I’m… an English, French, American, Japanese, Italian, German and maybe some other spy as well… (Drawings from the GULAG by Danzig Baldaev)
Sergey Kovalev, a human rights activist who was once an inmate in the Perm camp memorialized by the only museum in Russia that had been devoted to GULAG victims, says that the shuttering of that institution and its replacement by a museum praising their jailers took place because Moscow doesn’t want that “territory of freedom” to exist.
In an interview he gave to Open Russia’s Roman Popkov, Kovalev says that the former museum was a place where for a decade Russians could come together to freely discuss the past and the present of their country. But Moscow doesn’t need or want that and has closed the Perm-36 Museum to block it from happening.

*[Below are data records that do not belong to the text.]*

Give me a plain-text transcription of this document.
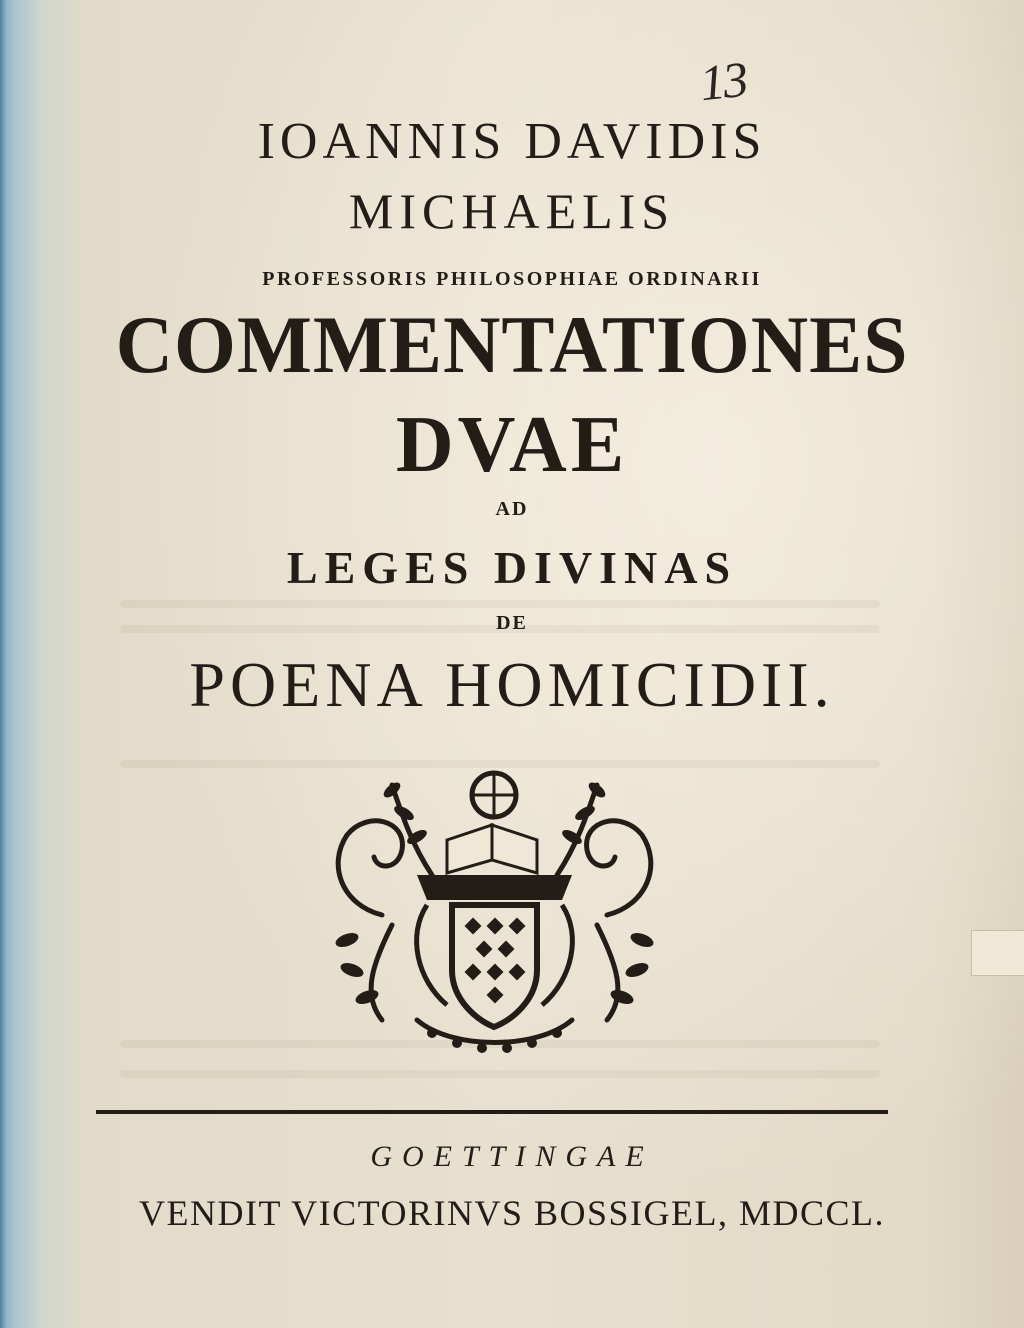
13
IOANNIS DAVIDIS
MICHAELIS
PROFESSORIS PHILOSOPHIAE ORDINARII
COMMENTATIONES
DVAE
AD
LEGES DIVINAS
DE
POENA HOMICIDII.
GOETTINGAE
VENDIT VICTORINVS BOSSIGEL, MDCCL.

Russian officials, he continues, claim that the grants the museum had received from abroad were from people who “are interested in the destruction of the country.” And consequently, Kovalev says, “the liquidation of the Perm-36 Museum is part of a struggle with enemies the regime itself has invented.”
The rights activist points out that under Stalin, Perm-36 was a very small camp, but later it became a special facility for the incarceration of former judges, prosecutors and militiamen who had committed crimes. Only in 1972 did it become a camp for political prisoners, most of whom were brought there from the notorious Mordvinian camps.
The difference in size matters, Kovalev says. Stalin-era camps were very large and the site of mass killings, but precisely because they were large, prisoners had a slightly easier time of it because their jailers could not supervise them as closely. Brezhnev-era camps were smaller – there were about 140 in Perm-36 when he was there — and inmates more closely monitored.
Russians should know this history, he continues, but the authorities did not close down the museum in the first instance “to destroy memory.” Rather, Kovalev says, “the chief cause behind the liquidation of the museum… was because people called the Perm-36 Museum a territory of freedom.”
Every year for the past decade, the museum held a festival attended by several thousand people and organized seminars in which no one felt constrained from “speaking the truth” about what had happened in Russia and what is happening now, Kovalev says. For the Putin regime, that was a real problem.
That they intended to go after the museum became obvious when stories began to appear in the Perm press saying that prisoners were treated well and featuring quotes from former jailers who said they were proud of their past service. They even suggested that he, Kovalev, had denounced others, assertions that were total falsehoods.
This was a clear signal, he continues, because earlier the Perm administration had helped the museum in significant ways; and what he does not say but what follows from this is that the decision to transform the museum from one about the victims to one about those who victimized them was not made there but higher up the power vertical.
Because the regional government never provided enough for the museum’s operation and because grants from abroad did not cover the shortages, he says, the Perm-36 Museum ran up debts of approximately 600,000 rubles (10,000 US dollars) and had no choice but to file for bankruptcy, something from which it is unlikely to emerge in a good way under current conditions.
The Russian authorities have not only closed the museum and seized its enormous archive, something Kovalev says is especially damaging, but they have closed down “the ‘Territory of Freedom’ [which] had existed for more than ten years.” Unfortunately, “the evolution of [the Russian] state is in no way leading to freedom.”
The powers that be “closed us and destroyed us for political reasons,” the former GULAG inmate adds. “They don’t need” such a place.